New research suggests wolves can be steered away from the endangered caribou herds they prey on by making the man-made trails they use to hunt harder to move along.
The recently published study adds to the debate over whether governments should depend on shooting and poisoning wolves to protect caribou, said lead author Jonah Keim.
“It’s probably one of the most challenging conservation issues in the Northern Hemisphere,” said Keim, an independent researcher based in New York state.
Woodland caribou herds in Alberta and British Columbia have been declining for decades. Scientists blame habitat loss — since 2000, B.C. and Alberta have lost at least 33,000 square kilometres of old-growth forest — and increasing predation as wolves and bears follow roads and seismic lines into landscapes that once offered caribou refuge.
Governments, with scientific support, have turned to maternity pens, captive breeding and killing hundreds of wolves in an effort to keep caribou around.
Maybe there’s another way, Keim thought. Maybe the problem isn’t the wolves — it’s the artificial trails they’re taking advantage of.
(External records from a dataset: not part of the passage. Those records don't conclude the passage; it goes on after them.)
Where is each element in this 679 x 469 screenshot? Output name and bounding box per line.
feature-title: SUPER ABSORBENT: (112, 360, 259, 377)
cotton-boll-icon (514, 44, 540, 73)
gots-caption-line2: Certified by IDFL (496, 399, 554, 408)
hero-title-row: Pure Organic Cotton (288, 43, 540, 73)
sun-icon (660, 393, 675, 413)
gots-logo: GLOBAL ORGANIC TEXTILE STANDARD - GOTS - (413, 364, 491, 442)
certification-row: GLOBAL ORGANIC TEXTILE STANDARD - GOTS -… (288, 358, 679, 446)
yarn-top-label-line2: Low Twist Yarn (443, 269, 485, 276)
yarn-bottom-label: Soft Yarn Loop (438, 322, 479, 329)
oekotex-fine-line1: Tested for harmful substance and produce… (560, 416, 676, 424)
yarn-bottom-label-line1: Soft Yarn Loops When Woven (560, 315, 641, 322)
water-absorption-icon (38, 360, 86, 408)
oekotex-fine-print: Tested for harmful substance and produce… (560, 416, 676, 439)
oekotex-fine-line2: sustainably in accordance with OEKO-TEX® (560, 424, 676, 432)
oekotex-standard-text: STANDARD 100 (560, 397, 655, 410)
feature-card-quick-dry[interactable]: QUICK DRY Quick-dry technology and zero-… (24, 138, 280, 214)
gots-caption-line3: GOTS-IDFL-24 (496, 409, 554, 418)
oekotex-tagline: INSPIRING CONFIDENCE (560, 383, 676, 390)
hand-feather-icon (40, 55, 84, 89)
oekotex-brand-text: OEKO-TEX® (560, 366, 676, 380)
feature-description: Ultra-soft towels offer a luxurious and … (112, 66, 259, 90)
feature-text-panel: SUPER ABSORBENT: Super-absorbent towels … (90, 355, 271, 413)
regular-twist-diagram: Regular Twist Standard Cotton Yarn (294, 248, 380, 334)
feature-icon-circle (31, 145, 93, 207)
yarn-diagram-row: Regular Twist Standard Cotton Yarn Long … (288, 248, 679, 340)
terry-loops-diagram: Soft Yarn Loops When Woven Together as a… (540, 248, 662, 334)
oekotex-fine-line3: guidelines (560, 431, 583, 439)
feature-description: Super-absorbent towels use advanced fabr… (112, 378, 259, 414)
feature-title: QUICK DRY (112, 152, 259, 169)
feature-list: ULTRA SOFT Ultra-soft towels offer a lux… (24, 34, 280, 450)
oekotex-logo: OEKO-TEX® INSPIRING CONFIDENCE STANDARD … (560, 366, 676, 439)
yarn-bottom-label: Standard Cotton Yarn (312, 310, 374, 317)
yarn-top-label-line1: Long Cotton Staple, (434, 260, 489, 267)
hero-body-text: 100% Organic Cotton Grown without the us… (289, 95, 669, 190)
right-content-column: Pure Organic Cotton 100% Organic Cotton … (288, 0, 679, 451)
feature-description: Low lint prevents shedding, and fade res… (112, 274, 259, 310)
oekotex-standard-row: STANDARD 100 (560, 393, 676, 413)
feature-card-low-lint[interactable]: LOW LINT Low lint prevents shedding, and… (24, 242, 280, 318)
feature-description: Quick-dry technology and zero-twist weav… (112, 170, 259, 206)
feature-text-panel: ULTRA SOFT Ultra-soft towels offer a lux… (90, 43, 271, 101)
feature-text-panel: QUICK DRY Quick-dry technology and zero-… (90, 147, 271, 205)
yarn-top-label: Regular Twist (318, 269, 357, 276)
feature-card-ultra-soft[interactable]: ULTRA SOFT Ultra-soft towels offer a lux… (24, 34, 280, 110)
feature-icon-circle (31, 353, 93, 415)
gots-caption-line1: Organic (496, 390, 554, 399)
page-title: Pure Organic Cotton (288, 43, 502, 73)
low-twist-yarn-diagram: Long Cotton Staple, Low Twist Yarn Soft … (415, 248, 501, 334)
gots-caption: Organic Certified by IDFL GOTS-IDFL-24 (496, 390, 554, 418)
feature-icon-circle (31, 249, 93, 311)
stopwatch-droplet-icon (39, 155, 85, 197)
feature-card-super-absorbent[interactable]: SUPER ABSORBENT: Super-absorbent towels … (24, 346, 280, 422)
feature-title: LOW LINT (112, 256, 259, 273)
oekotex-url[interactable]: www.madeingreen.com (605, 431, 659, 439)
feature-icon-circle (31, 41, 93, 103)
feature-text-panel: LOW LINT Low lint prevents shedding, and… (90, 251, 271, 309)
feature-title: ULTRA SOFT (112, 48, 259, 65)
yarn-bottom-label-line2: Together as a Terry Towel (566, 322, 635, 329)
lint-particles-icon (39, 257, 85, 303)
“How do we get at movement?” he asked.
Keim and his colleagues set up motion detector cameras on logging roads, seismic lines and game trails throughout the Parker caribou range in northeast B.C. The team recorded movements of animals past those cameras for a year.
They measured which of those features were easiest to travel by timing themselves as they walked them. They considered which ones lead into the marshy wetlands that caribou like and which went to higher ground favoured by moose and deer.
Then, they made the easy trails into the best caribou habitat harder to move through.
“We hinged trees from the sides of the features into the seismic line,” Keim said. “(We) did soil mounding to create hummocks. We tried to make the feature as difficult to move down as was the adjacent habitat beside it.”
They sat for another year and let the cameras roll. Then they compared the incidence of wolves or bears and caribou using the same trail on the same day to what it was before the treatment as well as to an untreated control area.
“We were able to reduce the encounter rate between wolves and caribou by 85 per cent,” said Keim.
Dave Hervieux, an Alberta Environment caribou specialist, said Keim’s results are consistent with other studies but only address half the problem.
“Unnaturally high and unsustainable levels of wolf predation on caribou are due to both increases in wolf travel and increases in wolf numbers,” he wrote in an email.
“Linear feature restoration is a key action. However, our conclusion is that it is unlikely that linear feature restoration, as a sole action, will provide sufficient protection in the near-term for endangered woodland caribou populations.”
Hervieux said the government is working with industry to restore forest cover to seismic lines, pipelines and roads.
Still, Keim said focusing “encounter management” could go a long way to reducing Alberta’s and B.C.’s dependence on the annual killing of wolves.
“We know that predator removal is socially and ethically controversial and it may not be solving the true problem.”